COVID-19 forced businesses to make decisions about leadership, recruitment, finance and operations in a matter of hours. In the months following the initial shockwave of rapid change, fluctuating economic circumstances, and new consumer behaviours, it is now clear we live in a climate of continuous and unprecedented change. Instead of this being an obstacle, it should be seen as a catalyst.   

After all, being agile when faced with change has always been a defining characteristic of companies that respond well to competitive threats. A recent Workday study on organisational agility revealed the top-performing companies were 10 times more likely to react quickly to market shifts, proving that agility is more often than not synonymous with performance. The pandemic has emphasised this.  

It starts with the c-suite To build agility into any organisation, and set it up for future success, the c-suite needs to lead the charge. The CEO, CFO, CIO and CHRO all play a pivotal role.  

The CEO — As head of the company, CEOs must champion the entire business into taking an agile approach through strategy and execution. These leaders need to build agility into their vision for the business and engage the workforce to follow. But for the vision to turn into reality, CEOs will need the support of other c-suite leaders – and have to take on board their advice on how to close any gaps between the vision and current state of implementation in the business.  

The CFO — The CFO is arguably the biggest driver in turning organisational agility into a reality, and is often the first port of call for managing risk and dealing with big changes. In fact, 37 percent of leaders agree that finance is the function most likely to influence an organisation’s ability to accelerate digital growth. Inflexible technologies and legacy systems can no longer hold the CFO and finance team back from fulfilling this responsibility. Implementing technology solutions that enable company-wide data analysis and real-time planning should therefore be at the top of the CFO’s agenda.  

The CIO — While many CIOs still don’t have access to the data and tools they need to measure the performance of new digital products and service lines, the majority now have a reason, and the backing of the business, to overhaul existing infrastructure. Yet, research shows that more than half of CIOs (52 percent) are planning to upskill fewer than half of their workers over the next five years. This has to change. It’s critical that CIOs take the necessary steps to support digital transformation and agility. It will require these leaders to challenge legacy processes and seek better integration to ensure they have the right resources in place.  

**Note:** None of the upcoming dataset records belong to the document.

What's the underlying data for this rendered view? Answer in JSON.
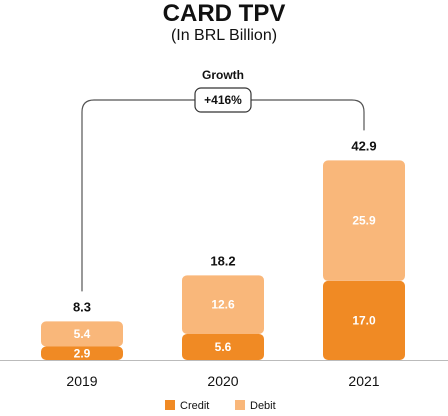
{
  "chart_data": {
    "type": "bar",
    "stacked": true,
    "title": "CARD TPV",
    "subtitle": "(In BRL Billion)",
    "categories": [
      "2019",
      "2020",
      "2021"
    ],
    "series": [
      {
        "name": "Credit",
        "values": [
          2.9,
          5.6,
          17.0
        ],
        "labels": [
          "2.9",
          "5.6",
          "17.0"
        ],
        "color": "#f08a24"
      },
      {
        "name": "Debit",
        "values": [
          5.4,
          12.6,
          25.9
        ],
        "labels": [
          "5.4",
          "12.6",
          "25.9"
        ],
        "color": "#f9b77a"
      }
    ],
    "totals": [
      8.3,
      18.2,
      42.9
    ],
    "total_labels": [
      "8.3",
      "18.2",
      "42.9"
    ],
    "ylim": [
      0,
      46
    ],
    "grid": false,
    "legend_position": "bottom",
    "annotation": {
      "label": "Growth",
      "value": "+416%",
      "from": "2019",
      "to": "2021"
    }
  }
}
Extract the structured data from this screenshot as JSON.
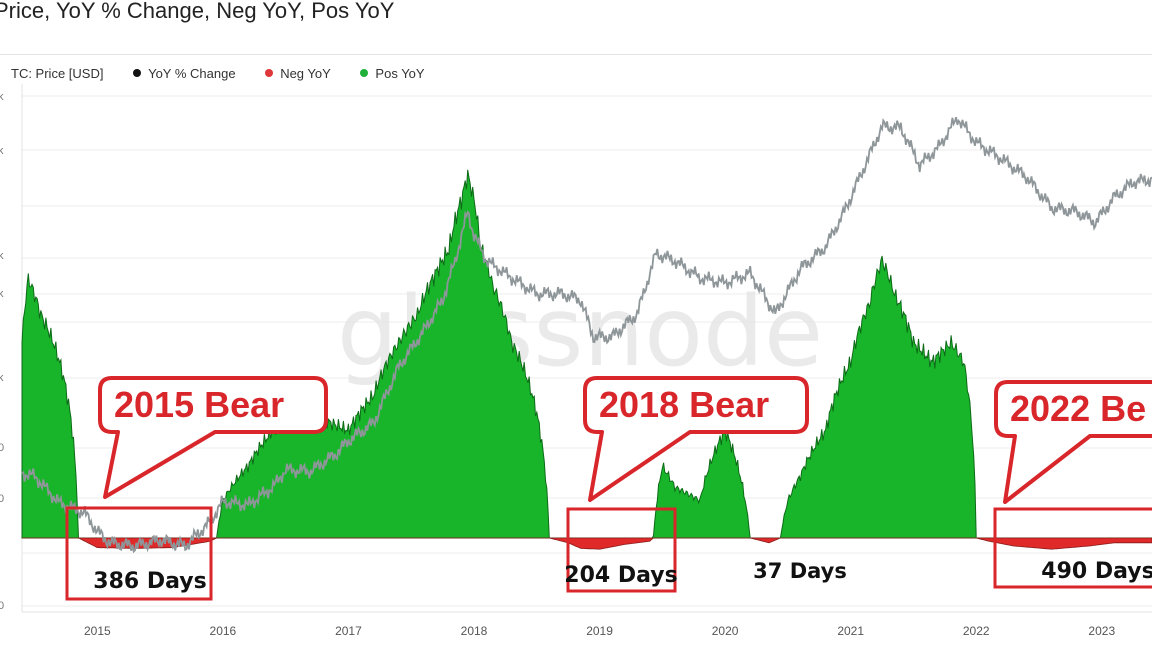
{
  "title": "Price, YoY % Change, Neg YoY, Pos YoY",
  "legend": [
    {
      "label": "TC: Price [USD]",
      "color": "#ffffff"
    },
    {
      "label": "YoY % Change",
      "color": "#111111"
    },
    {
      "label": "Neg YoY",
      "color": "#e0373a"
    },
    {
      "label": "Pos YoY",
      "color": "#21b13a"
    }
  ],
  "watermark": "glassnode",
  "colors": {
    "price": "#8e9699",
    "pos": "#18b52b",
    "neg": "#e02a2a",
    "callout": "#d8262a"
  },
  "chart_data": {
    "type": "area",
    "x_ticks": [
      "2015",
      "2016",
      "2017",
      "2018",
      "2019",
      "2020",
      "2021",
      "2022",
      "2023"
    ],
    "y_tick_labels": [
      "k",
      "k",
      "k",
      "k",
      "k",
      "0",
      "0",
      "0"
    ],
    "x_range": [
      2014.4,
      2023.4
    ],
    "series": [
      {
        "name": "Price",
        "x": [
          2014.4,
          2014.5,
          2014.7,
          2014.9,
          2015.0,
          2015.1,
          2015.3,
          2015.5,
          2015.7,
          2015.9,
          2016.0,
          2016.2,
          2016.4,
          2016.5,
          2016.7,
          2016.9,
          2017.0,
          2017.2,
          2017.4,
          2017.6,
          2017.75,
          2017.85,
          2017.95,
          2018.0,
          2018.1,
          2018.3,
          2018.5,
          2018.7,
          2018.85,
          2018.95,
          2019.1,
          2019.3,
          2019.45,
          2019.6,
          2019.8,
          2020.0,
          2020.2,
          2020.4,
          2020.6,
          2020.8,
          2020.95,
          2021.1,
          2021.25,
          2021.4,
          2021.55,
          2021.7,
          2021.85,
          2022.0,
          2022.2,
          2022.4,
          2022.6,
          2022.8,
          2022.95,
          2023.1,
          2023.25,
          2023.4
        ],
        "values": [
          620,
          600,
          420,
          370,
          290,
          250,
          240,
          260,
          240,
          330,
          430,
          410,
          520,
          650,
          640,
          800,
          950,
          1200,
          2500,
          4000,
          6000,
          10000,
          19000,
          14000,
          10000,
          8000,
          6500,
          6500,
          6000,
          3700,
          3700,
          5000,
          11000,
          10000,
          8000,
          7500,
          8500,
          5000,
          9000,
          12000,
          19000,
          33000,
          58000,
          57000,
          35000,
          44000,
          65000,
          47000,
          38000,
          30000,
          20000,
          19000,
          16500,
          23000,
          28000,
          29000
        ]
      },
      {
        "name": "YoY % Change",
        "x": [
          2014.4,
          2014.45,
          2014.55,
          2014.7,
          2014.85,
          2015.0,
          2015.3,
          2015.6,
          2015.9,
          2016.0,
          2016.2,
          2016.4,
          2016.6,
          2016.8,
          2017.0,
          2017.2,
          2017.4,
          2017.55,
          2017.7,
          2017.8,
          2017.9,
          2017.95,
          2018.0,
          2018.05,
          2018.15,
          2018.3,
          2018.45,
          2018.6,
          2018.75,
          2018.85,
          2019.0,
          2019.2,
          2019.4,
          2019.5,
          2019.6,
          2019.8,
          2020.0,
          2020.1,
          2020.2,
          2020.35,
          2020.5,
          2020.6,
          2020.8,
          2021.0,
          2021.15,
          2021.25,
          2021.35,
          2021.5,
          2021.65,
          2021.8,
          2021.9,
          2022.0,
          2022.1,
          2022.3,
          2022.6,
          2022.9,
          2023.1,
          2023.3,
          2023.4
        ],
        "values": [
          400,
          1000,
          600,
          300,
          0,
          -60,
          -65,
          -60,
          -20,
          20,
          50,
          100,
          150,
          120,
          100,
          180,
          400,
          600,
          1100,
          1500,
          3000,
          4200,
          3000,
          1600,
          900,
          400,
          200,
          0,
          -30,
          -65,
          -70,
          -40,
          -20,
          50,
          30,
          20,
          100,
          50,
          0,
          -30,
          20,
          40,
          100,
          300,
          700,
          1300,
          800,
          400,
          300,
          400,
          300,
          0,
          -20,
          -50,
          -70,
          -50,
          -30,
          -30,
          -30
        ]
      }
    ],
    "annotations": {
      "bears": [
        {
          "label": "2015 Bear",
          "days": "386 Days"
        },
        {
          "label": "2018 Bear",
          "days": "204 Days"
        },
        {
          "label": "2022 Be",
          "days": "490 Days"
        }
      ],
      "gap_label": "37 Days"
    }
  }
}
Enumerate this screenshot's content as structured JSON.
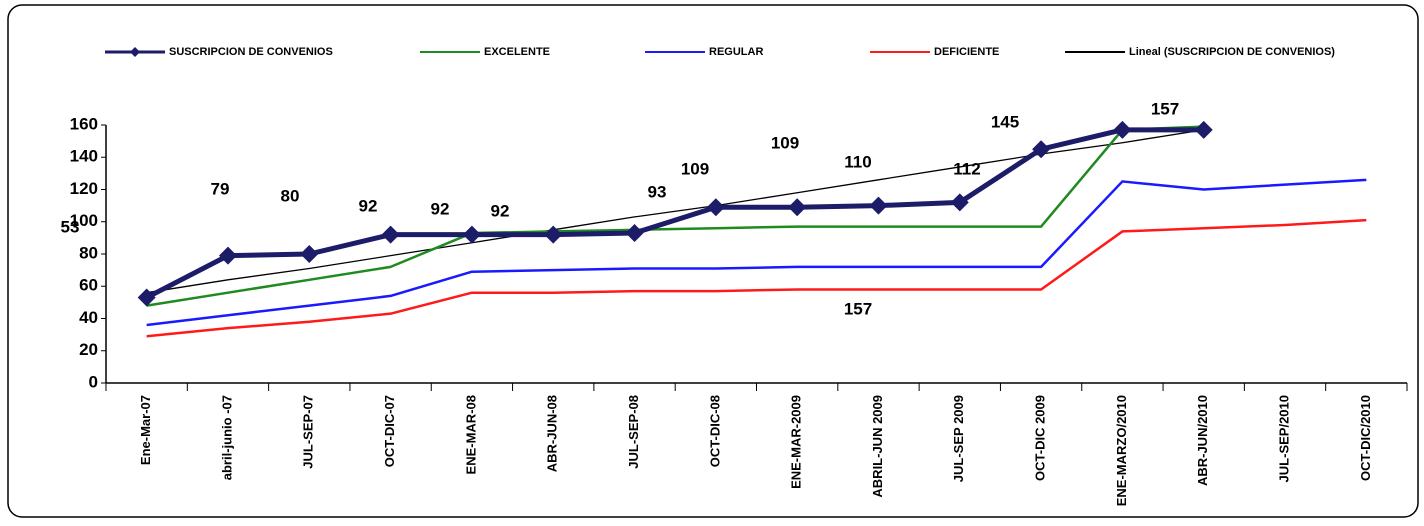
{
  "chart_data": {
    "type": "line",
    "categories": [
      "Ene-Mar-07",
      "abril-junio -07",
      "JUL-SEP-07",
      "OCT-DIC-07",
      "ENE-MAR-08",
      "ABR-JUN-08",
      "JUL-SEP-08",
      "OCT-DIC-08",
      "ENE-MAR-2009",
      "ABRIL-JUN 2009",
      "JUL-SEP 2009",
      "OCT-DIC 2009",
      "ENE-MARZO/2010",
      "ABR-JUN/2010",
      "JUL-SEP/2010",
      "OCT-DIC/2010"
    ],
    "series": [
      {
        "name": "SUSCRIPCION DE CONVENIOS",
        "color": "#1c1c68",
        "marker": "diamond",
        "data_labels": true,
        "values": [
          53,
          79,
          80,
          92,
          92,
          92,
          93,
          109,
          109,
          110,
          112,
          145,
          157,
          157,
          null,
          null
        ]
      },
      {
        "name": "EXCELENTE",
        "color": "#1f8a1f",
        "values": [
          48,
          56,
          64,
          72,
          93,
          94,
          95,
          96,
          97,
          97,
          97,
          97,
          157,
          159,
          null,
          null
        ]
      },
      {
        "name": "REGULAR",
        "color": "#1a1aff",
        "values": [
          36,
          42,
          48,
          54,
          69,
          70,
          71,
          71,
          72,
          72,
          72,
          72,
          125,
          120,
          123,
          126
        ]
      },
      {
        "name": "DEFICIENTE",
        "color": "#ff1a1a",
        "values": [
          29,
          34,
          38,
          43,
          56,
          56,
          57,
          57,
          58,
          58,
          58,
          58,
          94,
          96,
          98,
          101
        ]
      },
      {
        "name": "Lineal (SUSCRIPCION DE CONVENIOS)",
        "color": "#000000",
        "values": [
          56,
          64,
          71,
          79,
          87,
          95,
          103,
          110,
          118,
          126,
          134,
          142,
          149,
          157,
          null,
          null
        ]
      }
    ],
    "ylim": [
      0,
      160
    ],
    "yticks": [
      0,
      20,
      40,
      60,
      80,
      100,
      120,
      140,
      160
    ],
    "legend": "top"
  }
}
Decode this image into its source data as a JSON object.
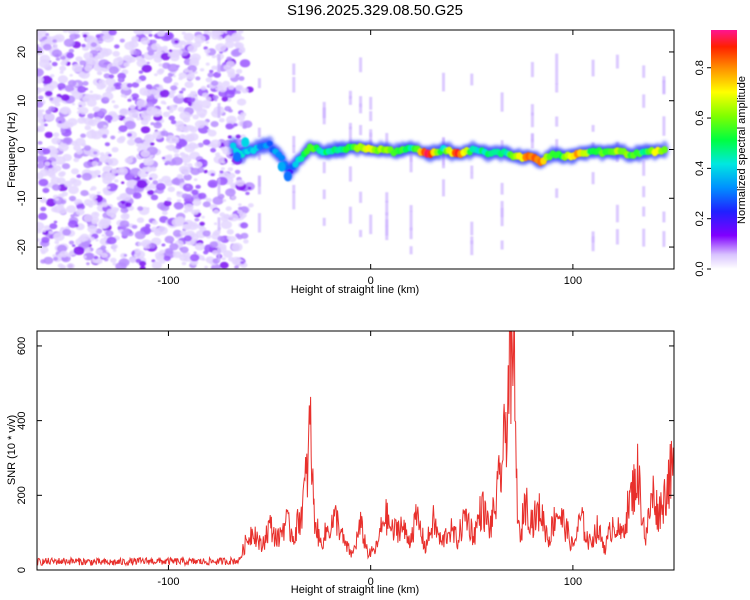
{
  "figure": {
    "title": "S196.2025.329.08.50.G25"
  },
  "chart_data": [
    {
      "type": "heatmap",
      "xlabel": "Height of straight line (km)",
      "ylabel": "Frequency (Hz)",
      "xlim": [
        -165,
        150
      ],
      "ylim": [
        -24.5,
        24.5
      ],
      "xticks": [
        -100,
        0,
        100
      ],
      "yticks": [
        -20,
        -10,
        0,
        10,
        20
      ],
      "colorbar": {
        "label": "Normalized spectral amplitude",
        "range": [
          0,
          0.95
        ],
        "ticks": [
          0.0,
          0.2,
          0.4,
          0.6,
          0.8
        ],
        "tick_labels": [
          "0.0",
          "0.2",
          "0.4",
          "0.6",
          "0.8"
        ]
      },
      "noise_region_x": [
        -165,
        -65
      ],
      "ridge": [
        {
          "x": -68,
          "f": 0.5,
          "a": 0.45
        },
        {
          "x": -65,
          "f": -1.0,
          "a": 0.4
        },
        {
          "x": -58,
          "f": 0.0,
          "a": 0.35
        },
        {
          "x": -50,
          "f": 1.0,
          "a": 0.3
        },
        {
          "x": -44,
          "f": -2.0,
          "a": 0.35
        },
        {
          "x": -40,
          "f": -4.5,
          "a": 0.25
        },
        {
          "x": -30,
          "f": 0.5,
          "a": 0.6
        },
        {
          "x": -22,
          "f": -0.5,
          "a": 0.45
        },
        {
          "x": -15,
          "f": 0.0,
          "a": 0.5
        },
        {
          "x": -8,
          "f": 0.5,
          "a": 0.55
        },
        {
          "x": -1,
          "f": 0.0,
          "a": 0.75
        },
        {
          "x": 5,
          "f": 0.0,
          "a": 0.6
        },
        {
          "x": 13,
          "f": -0.5,
          "a": 0.55
        },
        {
          "x": 20,
          "f": 0.5,
          "a": 0.45
        },
        {
          "x": 28,
          "f": -1.0,
          "a": 0.9
        },
        {
          "x": 36,
          "f": 0.0,
          "a": 0.45
        },
        {
          "x": 43,
          "f": -1.0,
          "a": 0.9
        },
        {
          "x": 52,
          "f": 0.0,
          "a": 0.4
        },
        {
          "x": 58,
          "f": -1.0,
          "a": 0.5
        },
        {
          "x": 66,
          "f": -0.5,
          "a": 0.45
        },
        {
          "x": 72,
          "f": -1.5,
          "a": 0.6
        },
        {
          "x": 78,
          "f": -1.5,
          "a": 0.85
        },
        {
          "x": 84,
          "f": -2.5,
          "a": 0.8
        },
        {
          "x": 90,
          "f": -1.0,
          "a": 0.5
        },
        {
          "x": 96,
          "f": -1.5,
          "a": 0.6
        },
        {
          "x": 102,
          "f": -1.0,
          "a": 0.8
        },
        {
          "x": 110,
          "f": -0.5,
          "a": 0.5
        },
        {
          "x": 116,
          "f": -0.5,
          "a": 0.55
        },
        {
          "x": 122,
          "f": -0.5,
          "a": 0.6
        },
        {
          "x": 130,
          "f": -1.0,
          "a": 0.55
        },
        {
          "x": 136,
          "f": -0.5,
          "a": 0.45
        },
        {
          "x": 142,
          "f": -0.5,
          "a": 0.75
        },
        {
          "x": 147,
          "f": 0.0,
          "a": 0.45
        }
      ],
      "vertical_streaks_x": [
        -75,
        -55,
        -38,
        -23,
        -10,
        -5,
        0,
        8,
        20,
        36,
        50,
        65,
        80,
        92,
        110,
        122,
        135,
        145
      ]
    },
    {
      "type": "line",
      "xlabel": "Height of straight line (km)",
      "ylabel": "SNR (10 * v/v)",
      "xlim": [
        -165,
        150
      ],
      "ylim": [
        0,
        640
      ],
      "xticks": [
        -100,
        0,
        100
      ],
      "yticks": [
        0,
        200,
        400,
        600
      ],
      "color": "#e8302c",
      "series": [
        {
          "x": [
            -165,
            -150,
            -130,
            -110,
            -90,
            -75,
            -65,
            -62,
            -58,
            -54,
            -50,
            -46,
            -42,
            -38,
            -34,
            -31,
            -30,
            -28,
            -25,
            -21,
            -17,
            -13,
            -9,
            -5,
            -1,
            3,
            7,
            11,
            15,
            19,
            23,
            27,
            31,
            35,
            39,
            43,
            47,
            51,
            55,
            59,
            62,
            64,
            66,
            68,
            69,
            70,
            71,
            72,
            74,
            76,
            80,
            84,
            88,
            92,
            96,
            100,
            104,
            108,
            112,
            116,
            120,
            124,
            128,
            132,
            136,
            138,
            140,
            142,
            145,
            147,
            149,
            150
          ],
          "y": [
            22,
            24,
            20,
            24,
            22,
            23,
            25,
            70,
            110,
            60,
            120,
            80,
            130,
            90,
            160,
            280,
            400,
            150,
            70,
            110,
            140,
            70,
            40,
            120,
            40,
            60,
            150,
            100,
            120,
            80,
            140,
            60,
            130,
            70,
            110,
            80,
            150,
            90,
            170,
            110,
            180,
            250,
            330,
            480,
            620,
            450,
            600,
            240,
            60,
            190,
            130,
            160,
            80,
            160,
            120,
            60,
            140,
            70,
            110,
            60,
            130,
            90,
            180,
            260,
            80,
            160,
            210,
            150,
            190,
            240,
            260,
            290
          ]
        }
      ]
    }
  ]
}
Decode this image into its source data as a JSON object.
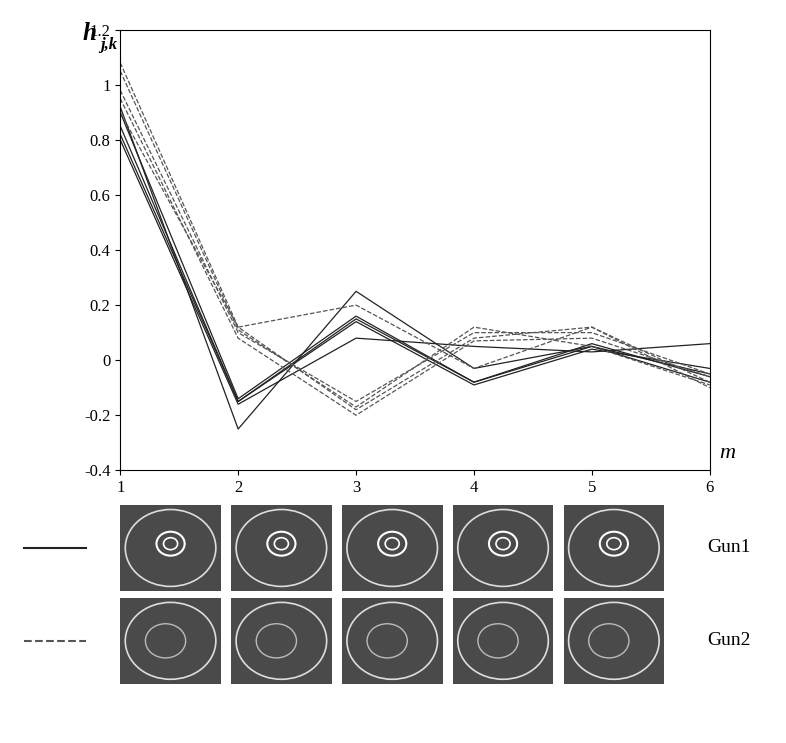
{
  "chart_data": {
    "type": "line",
    "y_label": "h",
    "y_label_subscript": "j,k",
    "x_label": "m",
    "x": [
      1,
      2,
      3,
      4,
      5,
      6
    ],
    "xlim": [
      1,
      6
    ],
    "xticks": [
      1,
      2,
      3,
      4,
      5,
      6
    ],
    "ylim": [
      -0.4,
      1.2
    ],
    "yticks": [
      -0.4,
      -0.2,
      0,
      0.2,
      0.4,
      0.6,
      0.8,
      1,
      1.2
    ],
    "grid": false,
    "groups": [
      {
        "name": "Gun1",
        "line_style": "solid",
        "color": "#222222",
        "series": [
          [
            0.82,
            -0.15,
            0.15,
            -0.08,
            0.05,
            -0.05
          ],
          [
            0.85,
            -0.15,
            0.14,
            -0.09,
            0.04,
            -0.03
          ],
          [
            0.9,
            -0.14,
            0.16,
            -0.08,
            0.06,
            -0.06
          ],
          [
            0.92,
            -0.25,
            0.25,
            -0.03,
            0.05,
            -0.08
          ],
          [
            0.8,
            -0.16,
            0.08,
            0.05,
            0.03,
            0.06
          ]
        ]
      },
      {
        "name": "Gun2",
        "line_style": "dashed",
        "color": "#555555",
        "series": [
          [
            1.08,
            0.12,
            -0.18,
            0.08,
            0.12,
            -0.08
          ],
          [
            0.98,
            0.1,
            -0.15,
            0.1,
            0.1,
            -0.05
          ],
          [
            0.95,
            0.08,
            -0.2,
            0.07,
            0.08,
            -0.06
          ],
          [
            1.05,
            0.11,
            -0.17,
            0.12,
            0.05,
            -0.09
          ],
          [
            0.9,
            0.12,
            0.2,
            -0.03,
            0.12,
            -0.1
          ]
        ]
      }
    ]
  }
}
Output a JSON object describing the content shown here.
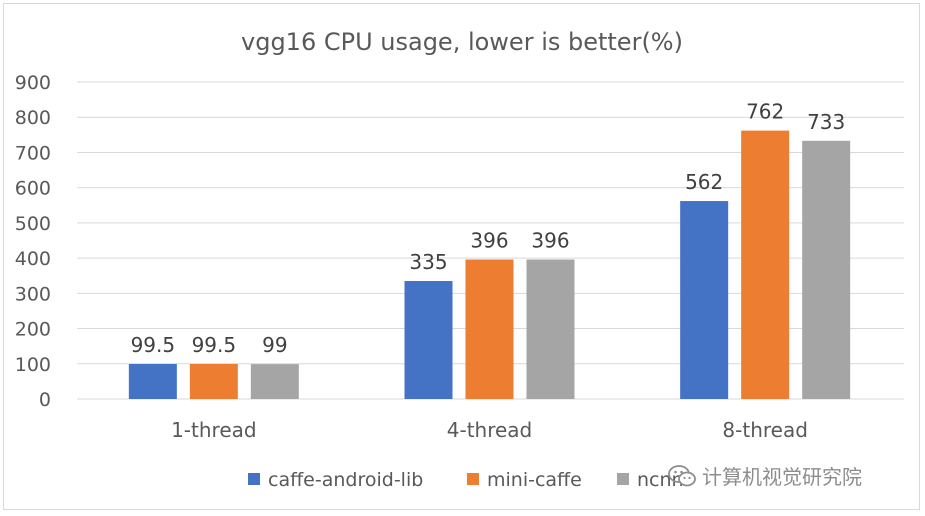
{
  "chart_data": {
    "type": "bar",
    "title": "vgg16 CPU usage, lower is better(%)",
    "xlabel": "",
    "ylabel": "",
    "categories": [
      "1-thread",
      "4-thread",
      "8-thread"
    ],
    "series": [
      {
        "name": "caffe-android-lib",
        "values": [
          99.5,
          335,
          562
        ],
        "labels": [
          "99.5",
          "335",
          "562"
        ],
        "color": "#4472c4"
      },
      {
        "name": "mini-caffe",
        "values": [
          99.5,
          396,
          762
        ],
        "labels": [
          "99.5",
          "396",
          "762"
        ],
        "color": "#ed7d31"
      },
      {
        "name": "ncnn",
        "values": [
          99,
          396,
          733
        ],
        "labels": [
          "99",
          "396",
          "733"
        ],
        "color": "#a5a5a5"
      }
    ],
    "ylim": [
      0,
      900
    ],
    "yticks": [
      0,
      100,
      200,
      300,
      400,
      500,
      600,
      700,
      800,
      900
    ],
    "grid": true,
    "legend_position": "bottom"
  },
  "watermark": {
    "text": "计算机视觉研究院",
    "icon": "wechat-icon"
  },
  "colors": {
    "gridline": "#d9d9d9",
    "text": "#595959",
    "title": "#595959"
  }
}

The CHRO — Finally, the CHRO plays a critical role by creating and communicating an agile culture across the business. With 88 percent of CHROs thinking that employee engagement influences their company’s ability to succeed, breaking down silos and keeping the workforce engaged and moving away from bureaucratic cultures will be a top priority for HR teams striving for agility in 2021.  

50 percent of organisations are already planning to upskill their workforce by 2024 to adapt to the changes in the working environment

Agility needs to be baked in Driven by the c-suite, organisational agility needs to be baked into the heart of the business – and its digital transformation agenda. Individuals, and teams, must be able to gain meaningful insights from data if they are to help future-proof revenue streams, improve operations, and ensure employees are well-managed and supported. There are five key behaviours proven by Workday’s global organisational agility and digital growth survey that businesses should prioritise: Be responsive — Companies need the ability to plan continuously and in real-time to overcome uncertainty. This means organisations will have to implement real-time scenario planning. Be adaptable — Enterprises must create flexible organisational structures and processes that enable both the business and leadership to pivot quickly in the face of change. Be skilled — Companies have to plan for upskilling the majority of their workforce and increasing employee engagement. 50 percent of organisations are already planning to upskill their workforce by 2024 to adapt to the changes in the working environment. Be empowered — Businesses must empower decision-making at every level by equipping employees with the information and data they need to innovate and make independent, and yet informed decisions. Take control — Organisations will need to be able to recognise failure and act on it. They should understand if something isn’t working, switch gears and try a different approach. Finding ways to measure performance and pivot to avoid risk are essential traits in keeping agile.  

Embracing organisational agility in 2021

Last year taught businesses the importance of being able to rapidly adapt to change. In 2021, business leaders have the opportunity to consolidate their learnings from the pandemic by fully embracing an agile way of working for the long-term. Organisations that take the time to invest in agile practices across the business will reap the biggest rewards, and recover faster, as we head into an era that promises anything but normal.